Yeah for me, Destiny is a 10. When you can get 200+ hours out of a game, it's a great purchase.
I have at this point pretty much stopped playing it, but it lasted me a solid 3 months of playing, something very few games get.
You may have put 200 hours into it, but are you totally blind to some of the obvious faults with the game itself? It's a reviewer's job to look at things somewhat objectively. It's true that there's no such thing as a truly objective review, but a reviewer needs to look beyond their opinion and also analyze the game itself.
Let's say you were tasked with reviewing Destiny in the weeks after it came out.
It's a game that had, at most, about five hours of content, and that might be being generous. The missions also largely lacked any sort of variety. Basically every mission involved walking into a room and either killing everything or deploying Dinklebot and killing several waves of enemies. Boss fights tended to be more endurance-based than tactical, as the bosses are just enormous bullet-spongers. The game's story was absolute garbage, and there wass no way to access the lore in-game (still no idea how that got past QA). There was no match-making for the raid, meaning that, if you don't have five friends on a similar schedule, you were basically out of luck. The maps were large and pretty, but largely barren of anything fun to do aside from plug away at the same enemies over and over again. The multi-player was terribly unbalanced and there aren't enough interesting game modes to properly sustain it. The gameplay itself was horrendously repetitive due to the ho-hum level design and general lack of variety. The voice acting was lazy and the dialogue poorly-written (seeing how good Dinklage is in the Game of Thrones game only confirms this).

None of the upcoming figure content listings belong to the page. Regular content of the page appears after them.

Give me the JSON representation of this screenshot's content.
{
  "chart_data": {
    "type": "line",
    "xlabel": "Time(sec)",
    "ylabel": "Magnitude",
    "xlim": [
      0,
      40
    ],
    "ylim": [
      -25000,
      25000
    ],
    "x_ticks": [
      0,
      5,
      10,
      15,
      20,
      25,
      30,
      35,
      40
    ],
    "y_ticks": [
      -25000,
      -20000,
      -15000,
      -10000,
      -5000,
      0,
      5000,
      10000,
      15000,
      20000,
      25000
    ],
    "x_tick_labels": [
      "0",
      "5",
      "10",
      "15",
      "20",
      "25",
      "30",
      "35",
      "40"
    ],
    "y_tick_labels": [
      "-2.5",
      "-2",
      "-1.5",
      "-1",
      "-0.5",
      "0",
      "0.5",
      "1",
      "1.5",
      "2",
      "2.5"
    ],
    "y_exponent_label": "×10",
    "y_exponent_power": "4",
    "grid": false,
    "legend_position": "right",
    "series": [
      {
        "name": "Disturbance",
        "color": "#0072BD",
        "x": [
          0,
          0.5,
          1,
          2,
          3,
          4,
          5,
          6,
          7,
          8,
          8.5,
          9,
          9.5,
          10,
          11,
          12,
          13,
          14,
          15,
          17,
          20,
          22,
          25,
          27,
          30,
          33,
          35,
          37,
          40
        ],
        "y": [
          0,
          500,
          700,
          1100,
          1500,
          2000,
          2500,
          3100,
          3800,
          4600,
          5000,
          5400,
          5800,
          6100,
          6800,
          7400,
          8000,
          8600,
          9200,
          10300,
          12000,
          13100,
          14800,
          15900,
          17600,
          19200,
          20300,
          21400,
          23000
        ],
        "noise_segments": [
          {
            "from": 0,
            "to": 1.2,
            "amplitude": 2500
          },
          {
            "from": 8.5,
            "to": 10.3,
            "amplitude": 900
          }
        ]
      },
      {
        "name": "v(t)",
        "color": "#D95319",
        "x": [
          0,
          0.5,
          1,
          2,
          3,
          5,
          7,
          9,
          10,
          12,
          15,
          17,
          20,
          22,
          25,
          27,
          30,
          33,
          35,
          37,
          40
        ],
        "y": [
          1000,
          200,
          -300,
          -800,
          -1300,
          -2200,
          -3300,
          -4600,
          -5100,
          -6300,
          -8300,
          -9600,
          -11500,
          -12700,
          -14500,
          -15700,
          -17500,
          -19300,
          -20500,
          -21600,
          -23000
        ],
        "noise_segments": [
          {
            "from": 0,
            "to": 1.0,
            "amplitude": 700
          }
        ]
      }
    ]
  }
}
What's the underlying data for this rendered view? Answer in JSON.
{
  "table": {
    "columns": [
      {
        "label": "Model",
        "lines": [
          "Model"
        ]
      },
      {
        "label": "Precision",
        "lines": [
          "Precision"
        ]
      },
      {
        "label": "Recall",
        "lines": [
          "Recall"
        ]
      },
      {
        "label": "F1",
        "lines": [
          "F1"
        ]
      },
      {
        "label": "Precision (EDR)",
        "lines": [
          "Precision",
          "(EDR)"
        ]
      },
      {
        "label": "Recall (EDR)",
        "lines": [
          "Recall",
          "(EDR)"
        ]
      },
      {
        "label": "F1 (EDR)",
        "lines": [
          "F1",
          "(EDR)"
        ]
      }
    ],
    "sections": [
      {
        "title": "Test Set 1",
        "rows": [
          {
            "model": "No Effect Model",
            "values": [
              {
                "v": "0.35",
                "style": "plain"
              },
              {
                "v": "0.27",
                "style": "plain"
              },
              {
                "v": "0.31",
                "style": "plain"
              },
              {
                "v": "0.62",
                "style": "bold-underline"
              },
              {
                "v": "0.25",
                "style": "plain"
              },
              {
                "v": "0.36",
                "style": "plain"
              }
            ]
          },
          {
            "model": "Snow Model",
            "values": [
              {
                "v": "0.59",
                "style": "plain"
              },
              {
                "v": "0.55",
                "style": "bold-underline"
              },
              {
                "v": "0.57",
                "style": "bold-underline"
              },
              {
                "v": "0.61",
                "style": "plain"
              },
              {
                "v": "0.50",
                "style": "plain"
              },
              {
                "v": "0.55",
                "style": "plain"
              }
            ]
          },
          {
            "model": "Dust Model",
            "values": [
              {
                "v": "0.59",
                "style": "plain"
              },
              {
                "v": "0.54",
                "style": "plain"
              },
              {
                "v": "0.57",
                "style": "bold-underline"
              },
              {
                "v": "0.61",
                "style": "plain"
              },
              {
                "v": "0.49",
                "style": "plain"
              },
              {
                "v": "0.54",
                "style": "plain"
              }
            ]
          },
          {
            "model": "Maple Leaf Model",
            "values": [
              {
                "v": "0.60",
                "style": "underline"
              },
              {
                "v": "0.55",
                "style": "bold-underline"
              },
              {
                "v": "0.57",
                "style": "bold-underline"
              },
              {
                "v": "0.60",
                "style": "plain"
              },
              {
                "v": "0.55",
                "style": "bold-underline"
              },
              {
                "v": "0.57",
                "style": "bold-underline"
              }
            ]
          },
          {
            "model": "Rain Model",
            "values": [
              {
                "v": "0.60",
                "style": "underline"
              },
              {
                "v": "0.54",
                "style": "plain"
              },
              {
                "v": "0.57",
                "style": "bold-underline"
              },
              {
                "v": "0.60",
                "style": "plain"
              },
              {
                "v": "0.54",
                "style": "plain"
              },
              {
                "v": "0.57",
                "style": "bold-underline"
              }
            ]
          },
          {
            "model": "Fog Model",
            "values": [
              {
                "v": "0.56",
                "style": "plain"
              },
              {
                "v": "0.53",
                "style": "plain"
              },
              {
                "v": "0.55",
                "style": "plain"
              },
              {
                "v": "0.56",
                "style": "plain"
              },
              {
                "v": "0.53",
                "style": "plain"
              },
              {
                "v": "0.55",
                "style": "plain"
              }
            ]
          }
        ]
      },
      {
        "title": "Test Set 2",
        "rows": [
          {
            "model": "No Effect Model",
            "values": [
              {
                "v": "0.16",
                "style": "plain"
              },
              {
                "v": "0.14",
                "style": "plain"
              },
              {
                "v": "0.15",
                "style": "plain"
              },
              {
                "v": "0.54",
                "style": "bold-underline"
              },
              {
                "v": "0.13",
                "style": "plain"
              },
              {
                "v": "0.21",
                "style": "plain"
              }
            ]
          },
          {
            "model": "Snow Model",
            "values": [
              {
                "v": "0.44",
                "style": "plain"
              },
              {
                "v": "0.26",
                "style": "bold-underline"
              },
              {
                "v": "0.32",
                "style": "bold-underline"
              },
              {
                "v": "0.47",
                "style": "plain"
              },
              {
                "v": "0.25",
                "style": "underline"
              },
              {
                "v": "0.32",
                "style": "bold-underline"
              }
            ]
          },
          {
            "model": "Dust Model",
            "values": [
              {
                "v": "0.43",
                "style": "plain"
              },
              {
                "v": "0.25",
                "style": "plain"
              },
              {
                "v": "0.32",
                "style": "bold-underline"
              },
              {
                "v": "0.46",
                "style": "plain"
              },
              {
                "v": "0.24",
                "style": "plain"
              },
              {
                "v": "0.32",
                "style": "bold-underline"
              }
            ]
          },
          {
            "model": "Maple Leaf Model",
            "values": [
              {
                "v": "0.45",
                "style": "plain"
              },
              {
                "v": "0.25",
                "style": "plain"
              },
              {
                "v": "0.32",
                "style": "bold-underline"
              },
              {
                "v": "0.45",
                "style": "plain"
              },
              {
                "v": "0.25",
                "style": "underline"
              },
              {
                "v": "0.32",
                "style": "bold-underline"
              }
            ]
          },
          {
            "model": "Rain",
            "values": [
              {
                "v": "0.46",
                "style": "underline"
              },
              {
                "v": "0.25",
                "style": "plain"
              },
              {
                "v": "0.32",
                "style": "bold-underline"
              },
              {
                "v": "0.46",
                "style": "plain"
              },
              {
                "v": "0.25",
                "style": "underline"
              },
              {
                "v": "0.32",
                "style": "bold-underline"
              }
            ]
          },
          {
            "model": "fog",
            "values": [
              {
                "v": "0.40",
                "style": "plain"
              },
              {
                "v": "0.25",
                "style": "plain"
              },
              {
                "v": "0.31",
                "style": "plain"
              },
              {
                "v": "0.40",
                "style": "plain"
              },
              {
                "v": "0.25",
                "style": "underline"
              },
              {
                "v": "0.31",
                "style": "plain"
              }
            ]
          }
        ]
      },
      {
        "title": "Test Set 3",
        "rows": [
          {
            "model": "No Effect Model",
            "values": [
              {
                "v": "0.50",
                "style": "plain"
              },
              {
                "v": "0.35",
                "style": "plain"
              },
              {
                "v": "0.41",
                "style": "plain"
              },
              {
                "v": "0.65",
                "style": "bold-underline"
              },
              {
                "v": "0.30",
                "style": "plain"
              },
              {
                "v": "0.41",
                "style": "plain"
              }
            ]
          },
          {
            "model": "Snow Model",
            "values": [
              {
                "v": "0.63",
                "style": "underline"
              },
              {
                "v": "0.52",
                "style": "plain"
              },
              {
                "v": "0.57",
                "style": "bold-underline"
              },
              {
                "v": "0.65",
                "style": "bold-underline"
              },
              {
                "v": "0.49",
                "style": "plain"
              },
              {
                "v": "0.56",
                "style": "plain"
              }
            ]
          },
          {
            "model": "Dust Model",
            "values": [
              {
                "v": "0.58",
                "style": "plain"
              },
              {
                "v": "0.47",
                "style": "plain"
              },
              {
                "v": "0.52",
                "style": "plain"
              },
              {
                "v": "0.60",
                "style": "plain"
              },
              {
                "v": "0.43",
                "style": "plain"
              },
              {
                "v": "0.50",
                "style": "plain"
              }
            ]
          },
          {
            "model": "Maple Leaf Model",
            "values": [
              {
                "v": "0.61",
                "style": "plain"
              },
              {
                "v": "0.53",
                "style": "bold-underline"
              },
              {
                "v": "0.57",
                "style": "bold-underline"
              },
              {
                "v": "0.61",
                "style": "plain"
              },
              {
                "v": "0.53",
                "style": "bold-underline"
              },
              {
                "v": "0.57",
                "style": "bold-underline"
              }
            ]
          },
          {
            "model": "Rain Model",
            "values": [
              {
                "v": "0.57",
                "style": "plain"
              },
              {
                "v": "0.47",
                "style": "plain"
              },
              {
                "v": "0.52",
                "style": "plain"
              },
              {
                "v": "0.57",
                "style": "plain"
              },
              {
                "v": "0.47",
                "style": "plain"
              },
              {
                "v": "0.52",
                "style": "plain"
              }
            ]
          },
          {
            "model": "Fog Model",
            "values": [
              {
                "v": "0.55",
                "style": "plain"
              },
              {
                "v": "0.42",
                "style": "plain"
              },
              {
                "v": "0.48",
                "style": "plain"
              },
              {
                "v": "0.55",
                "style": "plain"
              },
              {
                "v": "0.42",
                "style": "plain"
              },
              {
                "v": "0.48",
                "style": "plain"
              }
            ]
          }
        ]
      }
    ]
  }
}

Now, you yourself admit that you became addicted to the gameplay loop despite the repetitiveness, but can you deny that the repetitiveness was there? It's a reviewer's job to find the flaws I listed above and write about them, not to simply say, "well, I got enough hours out of the game to justify a purchase." I just don't see any way someone could analytically reward Destiny a 10 out of 10 when there are so many glaring flaws with the game. Sure, some of you guys were able to look past those flaws and enjoy yourselves with the game (we all do that with different games), but that doesn't mean the flaws vanished.
I've put over a thousand hours into Team Fortress 2 and still play it weekly, but that doesn't mean I'm totally blind to issues with the game. There are less than when the game came out because Valve patches it almost weekly, but even now there are lingering things such as weapon imbalances that I would point out if I were writing a professional review. I overlook them because I love the game, but they don't disappear because of that.
The same people that gave a 200 hour of fun game a 76, gave glowing reviews to Dragon Age Inquisition, which might as well be called fetch quest.
I don't think someone who is rewarding Destiny with a 10 out of 10 should throw stones based on
another game being a fetch quest.
Inquisition, at the very least, has a coherent story and semi-varied gameplay to go along with all the fetching. I agree it was a little overrated, but it still only averaged an 85 on metacritic, so it clearly showed some flaws to reviewers at large.
Reviews are pretty much useless, unless your tastes match up perfectly with the reviewer, which is next to impossible.
That's why it's the job of the reader to read the reviews and decide for himself if he agrees with the writer's assessment. You're never going to agree with every reviewer, or even the same reviewers all the time. But if you read enough reviews and actually see what they have to say beyond a final score, you can often come to a reasonably informed decision on whether or not you'll like what a game is selling. It's not a flawless system, but pretending reviews are totally worthless is a little ridiculous.
Now, if you go to IGN (just an example) and simply look at what they scored a game, yeah, you're getting nothing from that review. But if you read the entire review, along with a few others, you can generally decide with solid accuracy whether or not a game is for you.
As an example, I only read one review (from Polygon) of Citizens of Earth and was pretty easily able to decide that it was the type of game I'd enjoy.